You are viewing a plain text version of this content. The canonical link for it is here.
Posted to users@kafka.apache.org by Dmitriy Vsekhvalnov <dv...@gmail.com> on 2017/10/04 13:31:27 UTC

Correct way to increase replication factor for kafka-streams internal topics

Hi all,

What is correct way to increase RF for existing internal topics that
kafka-streams create (re-partitioning streams)?

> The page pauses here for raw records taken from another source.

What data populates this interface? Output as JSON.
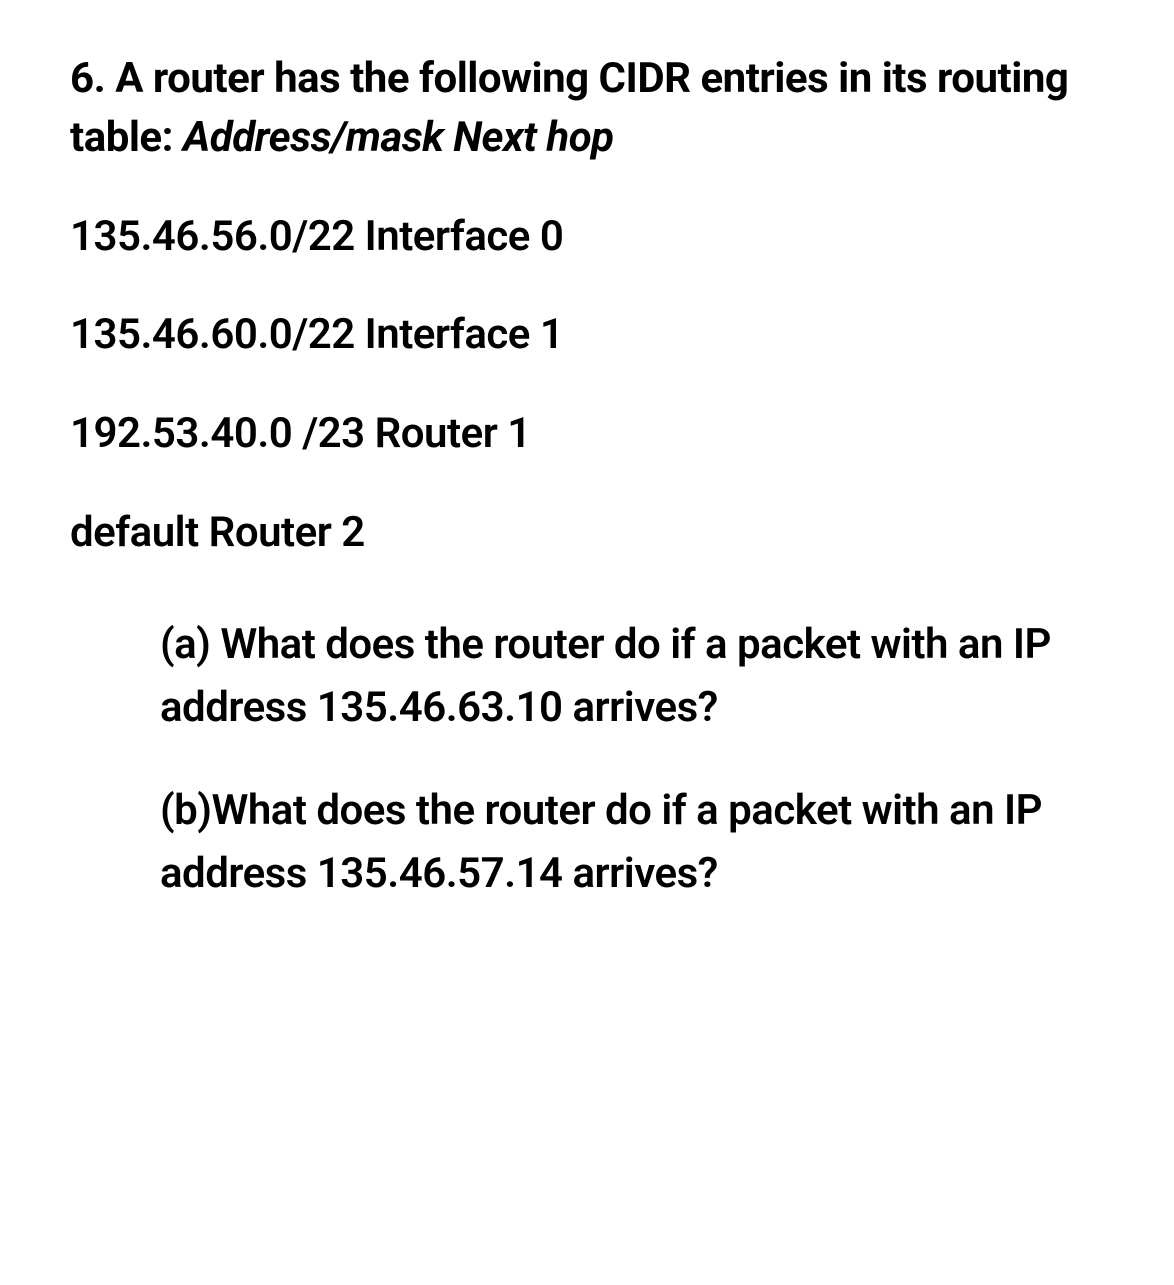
{
  "question": {
    "number": "6.",
    "intro_part1": "A router has the following CIDR entries in its routing table:",
    "intro_part2_italic": "Address/mask Next hop"
  },
  "routing_table": [
    "135.46.56.0/22 Interface 0",
    "135.46.60.0/22 Interface 1",
    "192.53.40.0 /23 Router 1",
    "default Router 2"
  ],
  "sub_questions": [
    "(a) What does the router do if a packet with an IP address 135.46.63.10 arrives?",
    "(b)What does the router do if a packet with an IP address 135.46.57.14 arrives?"
  ]
}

We are increasing RF for source topics and would like to align
kafka-streams as well. App part configuration is simple, but what to do
with existing internal topics?

Remove them and let kafka-streams re-create? Or use kafka-topics.sh tool to
increase RF on all internal topics? Other way?


Thanks in advance.

Re: Correct way to increase replication factor for kafka-streams internal topics

Posted by Dmitriy Vsekhvalnov <dv...@gmail.com>.
Thanks Matthias !

On Thu, Oct 5, 2017 at 12:16 AM, Matthias J. Sax <ma...@confluent.io>
wrote:

> That is hard to do...
>
> Just deleting the topic might result in data loss, if not all data was
> processed by the application yet (note, that repartitioning topics are
> also kind of a buffer between subtopologies).
>
> Just manually changing the number of partitions via kafka-topics.sh will
> break partitioning (at least for some time) and thus result in incorrect
> results. There are also some other dependencies: for example, downstream
> subtopologies that do have a state, will have changelog topics that
> would need to be "fixed", too.
>
> I guess the simplest way would be, to reset you application completely
> and reprocess all data from the input topics:
>
>  -
> https://docs.confluent.io/current/streams/developer-
> guide.html#application-reset-tool
>  -
> https://www.confluent.io/blog/data-reprocessing-with-kafka-
> streams-resetting-a-streams-application/
>
>
> If you wan to avoid any downtime, deploy the application with a new
> application.id to reprocess all data. Afterward, stop the old
> application and clean up it's state.
>
>
> -Matthias
>
> On 10/4/17 6:31 AM, Dmitriy Vsekhvalnov wrote:
> > Hi all,
> >
> > What is correct way to increase RF for existing internal topics that
> > kafka-streams create (re-partitioning streams)?
> >
> > We are increasing RF for source topics and would like to align
> > kafka-streams as well. App part configuration is simple, but what to do
> > with existing internal topics?
> >
> > Remove them and let kafka-streams re-create? Or use kafka-topics.sh tool
> to
> > increase RF on all internal topics? Other way?
> >
> >
> > Thanks in advance.
> >
>
>

Re: Correct way to increase replication factor for kafka-streams internal topics

Posted by "Matthias J. Sax" <ma...@confluent.io>.
That is hard to do...

Just deleting the topic might result in data loss, if not all data was
processed by the application yet (note, that repartitioning topics are
also kind of a buffer between subtopologies).

Just manually changing the number of partitions via kafka-topics.sh will
break partitioning (at least for some time) and thus result in incorrect
results. There are also some other dependencies: for example, downstream
subtopologies that do have a state, will have changelog topics that
would need to be "fixed", too.

I guess the simplest way would be, to reset you application completely
and reprocess all data from the input topics:

 -
https://docs.confluent.io/current/streams/developer-guide.html#application-reset-tool
 -
https://www.confluent.io/blog/data-reprocessing-with-kafka-streams-resetting-a-streams-application/


If you wan to avoid any downtime, deploy the application with a new
application.id to reprocess all data. Afterward, stop the old
application and clean up it's state.


-Matthias

On 10/4/17 6:31 AM, Dmitriy Vsekhvalnov wrote:
> Hi all,
> 
> What is correct way to increase RF for existing internal topics that
> kafka-streams create (re-partitioning streams)?
> 
> We are increasing RF for source topics and would like to align
> kafka-streams as well. App part configuration is simple, but what to do
> with existing internal topics?
> 
> Remove them and let kafka-streams re-create? Or use kafka-topics.sh tool to
> increase RF on all internal topics? Other way?
> 
> 
> Thanks in advance.
>